Esiste un diritto degli studiosi della scienza giuridica e un diritto dei giudici, degli avvocati, dei notai? Ha senso distinguere un diritto della teoria e un diritto della pratica? O non esiste invece una sola scienza giuridica? Vi è un metodo giuridico o vi sono metodi diversi in corrispondenza con le diverse applicazioni del diritto? Quanto il prodotto degli studi giuridici influenza il diritto nelle sue applicazioni pratiche?

A queste e altre simili domande si è provato a rispondere nell’incontro sul tema "Il dialogo fra dottrina e giurisprudenza", organizzato della scuola di specializzazione per le Professioni legali della Facoltà di Giurisprudenza per celebrare la ricorrenza dei dieci anni dalla sua istituzione.

La scuola fu istituita nel 1999 su base convenzionale dalle Università di Trento e di Verona, con l’adesione dei Consigli degli Ordini degli Avvocati di Bolzano, Rovereto, Trento e Verona, nonché dei Consigli del Notariato di Bolzano, Trento e Verona, oltre che della Corte d’Appello di Trento e del Tribunale di Verona. I corsi delle scuole di specializzazione (previste dall’art. 17 legge 127/1997, successivamente disciplinate con decreti ministeriali) hanno durata biennale e sono rivolti agli aspiranti avvocati, magistrati e notai. L’accesso è riservato a laureati in Giurisprudenza selezionati - la scuola è a numero chiuso - tramite un’apposita prova.
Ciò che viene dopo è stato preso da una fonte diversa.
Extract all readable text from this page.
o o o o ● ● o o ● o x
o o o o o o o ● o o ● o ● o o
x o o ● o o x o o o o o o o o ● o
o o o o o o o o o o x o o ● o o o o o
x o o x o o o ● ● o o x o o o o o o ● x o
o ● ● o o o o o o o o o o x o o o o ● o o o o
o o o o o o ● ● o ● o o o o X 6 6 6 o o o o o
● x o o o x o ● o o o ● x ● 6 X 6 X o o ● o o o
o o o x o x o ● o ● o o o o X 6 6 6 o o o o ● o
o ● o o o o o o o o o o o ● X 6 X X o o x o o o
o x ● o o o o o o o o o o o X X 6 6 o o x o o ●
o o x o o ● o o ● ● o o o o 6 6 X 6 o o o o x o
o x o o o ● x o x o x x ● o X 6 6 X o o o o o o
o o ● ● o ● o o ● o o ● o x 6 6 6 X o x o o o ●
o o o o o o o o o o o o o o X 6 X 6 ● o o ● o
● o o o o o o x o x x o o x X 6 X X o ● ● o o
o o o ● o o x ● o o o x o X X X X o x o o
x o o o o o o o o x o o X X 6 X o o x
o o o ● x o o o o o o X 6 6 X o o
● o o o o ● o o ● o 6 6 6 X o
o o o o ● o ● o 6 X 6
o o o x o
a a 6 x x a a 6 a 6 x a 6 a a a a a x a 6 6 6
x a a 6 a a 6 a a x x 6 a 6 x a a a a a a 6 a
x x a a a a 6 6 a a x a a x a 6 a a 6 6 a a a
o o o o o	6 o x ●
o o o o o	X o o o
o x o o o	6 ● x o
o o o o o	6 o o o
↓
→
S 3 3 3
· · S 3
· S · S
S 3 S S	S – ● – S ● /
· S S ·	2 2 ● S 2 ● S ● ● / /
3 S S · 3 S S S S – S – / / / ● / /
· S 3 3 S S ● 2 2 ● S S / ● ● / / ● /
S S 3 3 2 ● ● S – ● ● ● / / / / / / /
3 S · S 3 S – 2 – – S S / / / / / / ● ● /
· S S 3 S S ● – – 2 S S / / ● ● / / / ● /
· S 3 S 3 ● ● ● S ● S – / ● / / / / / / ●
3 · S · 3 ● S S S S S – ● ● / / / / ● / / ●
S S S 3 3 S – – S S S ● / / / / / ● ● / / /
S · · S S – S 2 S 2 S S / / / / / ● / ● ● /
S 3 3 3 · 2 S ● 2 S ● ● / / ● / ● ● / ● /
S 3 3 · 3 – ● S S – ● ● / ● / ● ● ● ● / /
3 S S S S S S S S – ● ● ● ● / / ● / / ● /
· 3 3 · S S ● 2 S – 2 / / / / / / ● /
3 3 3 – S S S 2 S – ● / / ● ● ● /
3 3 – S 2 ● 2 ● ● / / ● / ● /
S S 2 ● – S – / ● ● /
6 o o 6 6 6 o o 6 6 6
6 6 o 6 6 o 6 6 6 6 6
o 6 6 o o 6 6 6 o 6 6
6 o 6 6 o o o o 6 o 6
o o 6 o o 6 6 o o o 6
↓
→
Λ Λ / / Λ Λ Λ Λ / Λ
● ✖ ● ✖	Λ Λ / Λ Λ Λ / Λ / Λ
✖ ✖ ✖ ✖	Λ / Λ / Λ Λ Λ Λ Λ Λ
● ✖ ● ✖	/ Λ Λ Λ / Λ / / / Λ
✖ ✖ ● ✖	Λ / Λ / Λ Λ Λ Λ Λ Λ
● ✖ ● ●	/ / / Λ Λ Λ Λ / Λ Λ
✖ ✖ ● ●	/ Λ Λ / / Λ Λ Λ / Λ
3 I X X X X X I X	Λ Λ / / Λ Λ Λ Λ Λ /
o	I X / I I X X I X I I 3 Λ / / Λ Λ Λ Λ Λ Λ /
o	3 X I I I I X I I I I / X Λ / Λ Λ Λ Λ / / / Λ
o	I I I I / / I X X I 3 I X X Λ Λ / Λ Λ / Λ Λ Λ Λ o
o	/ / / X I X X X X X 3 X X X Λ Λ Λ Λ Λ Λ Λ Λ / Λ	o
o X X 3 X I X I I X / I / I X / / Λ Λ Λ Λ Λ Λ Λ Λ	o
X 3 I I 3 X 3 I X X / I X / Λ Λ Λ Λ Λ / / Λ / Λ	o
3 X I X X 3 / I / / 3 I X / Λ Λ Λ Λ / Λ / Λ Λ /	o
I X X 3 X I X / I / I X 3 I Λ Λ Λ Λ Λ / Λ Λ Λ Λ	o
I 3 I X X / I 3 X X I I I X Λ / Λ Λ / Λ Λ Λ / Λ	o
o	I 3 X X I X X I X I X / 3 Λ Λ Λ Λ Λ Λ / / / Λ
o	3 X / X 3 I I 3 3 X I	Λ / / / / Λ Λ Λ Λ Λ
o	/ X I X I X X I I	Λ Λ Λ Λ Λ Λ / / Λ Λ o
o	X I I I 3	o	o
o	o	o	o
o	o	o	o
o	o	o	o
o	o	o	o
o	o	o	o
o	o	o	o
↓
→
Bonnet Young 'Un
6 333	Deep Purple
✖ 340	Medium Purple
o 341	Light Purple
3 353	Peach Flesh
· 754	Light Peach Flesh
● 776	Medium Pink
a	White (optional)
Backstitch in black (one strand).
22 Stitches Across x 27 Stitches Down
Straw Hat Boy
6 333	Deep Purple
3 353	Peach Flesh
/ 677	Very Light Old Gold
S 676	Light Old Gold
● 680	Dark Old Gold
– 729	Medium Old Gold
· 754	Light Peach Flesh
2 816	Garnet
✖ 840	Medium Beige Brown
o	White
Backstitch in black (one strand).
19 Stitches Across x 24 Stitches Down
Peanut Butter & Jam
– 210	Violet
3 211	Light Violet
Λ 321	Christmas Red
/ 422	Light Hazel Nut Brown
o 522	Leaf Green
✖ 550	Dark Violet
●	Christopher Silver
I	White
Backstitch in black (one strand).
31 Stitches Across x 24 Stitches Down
In questi anni di vita della scuola, all’esito dell’esame finale di diploma decine di specializzati sono entrati con successo nel mondo delle professioni legali.
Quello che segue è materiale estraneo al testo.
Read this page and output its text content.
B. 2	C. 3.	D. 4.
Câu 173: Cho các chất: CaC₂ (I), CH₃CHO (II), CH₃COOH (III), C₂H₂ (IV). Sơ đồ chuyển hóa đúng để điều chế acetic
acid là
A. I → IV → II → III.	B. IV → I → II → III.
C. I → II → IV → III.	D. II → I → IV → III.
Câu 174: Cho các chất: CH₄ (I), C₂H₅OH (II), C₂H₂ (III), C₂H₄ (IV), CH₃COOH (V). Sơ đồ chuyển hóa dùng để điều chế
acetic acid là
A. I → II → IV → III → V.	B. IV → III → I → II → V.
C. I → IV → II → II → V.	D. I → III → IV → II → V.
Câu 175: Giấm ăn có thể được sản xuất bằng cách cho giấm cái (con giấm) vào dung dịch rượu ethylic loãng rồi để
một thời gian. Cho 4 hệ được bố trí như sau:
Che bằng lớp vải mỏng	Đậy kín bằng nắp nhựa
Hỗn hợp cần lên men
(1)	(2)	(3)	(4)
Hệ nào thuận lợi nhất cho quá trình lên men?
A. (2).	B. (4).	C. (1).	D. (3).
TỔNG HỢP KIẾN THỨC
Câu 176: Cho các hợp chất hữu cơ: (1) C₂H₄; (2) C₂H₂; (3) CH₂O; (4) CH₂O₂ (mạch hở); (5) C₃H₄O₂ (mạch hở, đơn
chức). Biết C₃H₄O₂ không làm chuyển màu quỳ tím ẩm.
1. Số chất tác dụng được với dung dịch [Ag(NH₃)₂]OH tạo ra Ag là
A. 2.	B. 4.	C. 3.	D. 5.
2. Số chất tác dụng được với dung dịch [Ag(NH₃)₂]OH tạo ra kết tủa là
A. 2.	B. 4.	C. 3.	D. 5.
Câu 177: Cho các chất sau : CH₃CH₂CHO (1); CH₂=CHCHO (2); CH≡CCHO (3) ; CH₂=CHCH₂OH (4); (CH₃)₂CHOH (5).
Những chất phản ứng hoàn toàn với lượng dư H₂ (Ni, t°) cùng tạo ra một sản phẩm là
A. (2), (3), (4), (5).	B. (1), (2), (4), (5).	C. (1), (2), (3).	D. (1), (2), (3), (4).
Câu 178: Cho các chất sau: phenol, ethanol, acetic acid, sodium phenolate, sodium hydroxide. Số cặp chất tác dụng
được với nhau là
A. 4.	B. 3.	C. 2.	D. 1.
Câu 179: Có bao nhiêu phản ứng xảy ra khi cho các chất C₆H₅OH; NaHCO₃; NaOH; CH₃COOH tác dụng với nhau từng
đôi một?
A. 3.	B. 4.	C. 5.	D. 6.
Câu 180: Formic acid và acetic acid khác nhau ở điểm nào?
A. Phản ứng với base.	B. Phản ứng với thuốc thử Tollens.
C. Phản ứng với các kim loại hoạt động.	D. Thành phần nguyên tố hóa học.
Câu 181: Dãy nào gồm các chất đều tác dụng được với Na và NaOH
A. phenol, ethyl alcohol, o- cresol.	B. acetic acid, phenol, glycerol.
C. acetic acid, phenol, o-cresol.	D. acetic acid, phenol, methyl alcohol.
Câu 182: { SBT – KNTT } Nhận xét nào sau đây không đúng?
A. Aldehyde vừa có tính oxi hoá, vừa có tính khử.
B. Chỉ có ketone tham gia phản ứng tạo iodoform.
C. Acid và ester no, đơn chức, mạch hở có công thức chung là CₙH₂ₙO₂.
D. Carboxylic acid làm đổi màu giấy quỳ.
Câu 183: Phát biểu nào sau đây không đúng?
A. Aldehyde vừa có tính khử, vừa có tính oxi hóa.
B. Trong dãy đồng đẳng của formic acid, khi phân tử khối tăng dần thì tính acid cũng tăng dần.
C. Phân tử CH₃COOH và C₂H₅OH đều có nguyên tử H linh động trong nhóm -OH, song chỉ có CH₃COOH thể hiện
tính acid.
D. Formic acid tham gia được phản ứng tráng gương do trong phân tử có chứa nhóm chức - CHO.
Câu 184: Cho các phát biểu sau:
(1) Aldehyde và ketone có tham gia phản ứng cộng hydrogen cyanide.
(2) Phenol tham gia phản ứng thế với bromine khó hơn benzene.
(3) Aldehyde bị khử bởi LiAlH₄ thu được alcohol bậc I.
Nell’organizzazione della scuola concorrono dunque in modo paritario le varie componenti del mondo del diritto, e precisamente l’università, la magistratura e gli ordini professionali degli avvocati e dei notai. Anche il modello didattico è orientato a una forte integrazione fra i metodi propri delle diverse professioni legali e aspira a coniugare teoria e prassi applicativa. Per queste caratteristiche è sembrato naturale celebrarne la ricorrenza con una riflessione sui circuiti di reciproca influenza fra le sue varie componenti.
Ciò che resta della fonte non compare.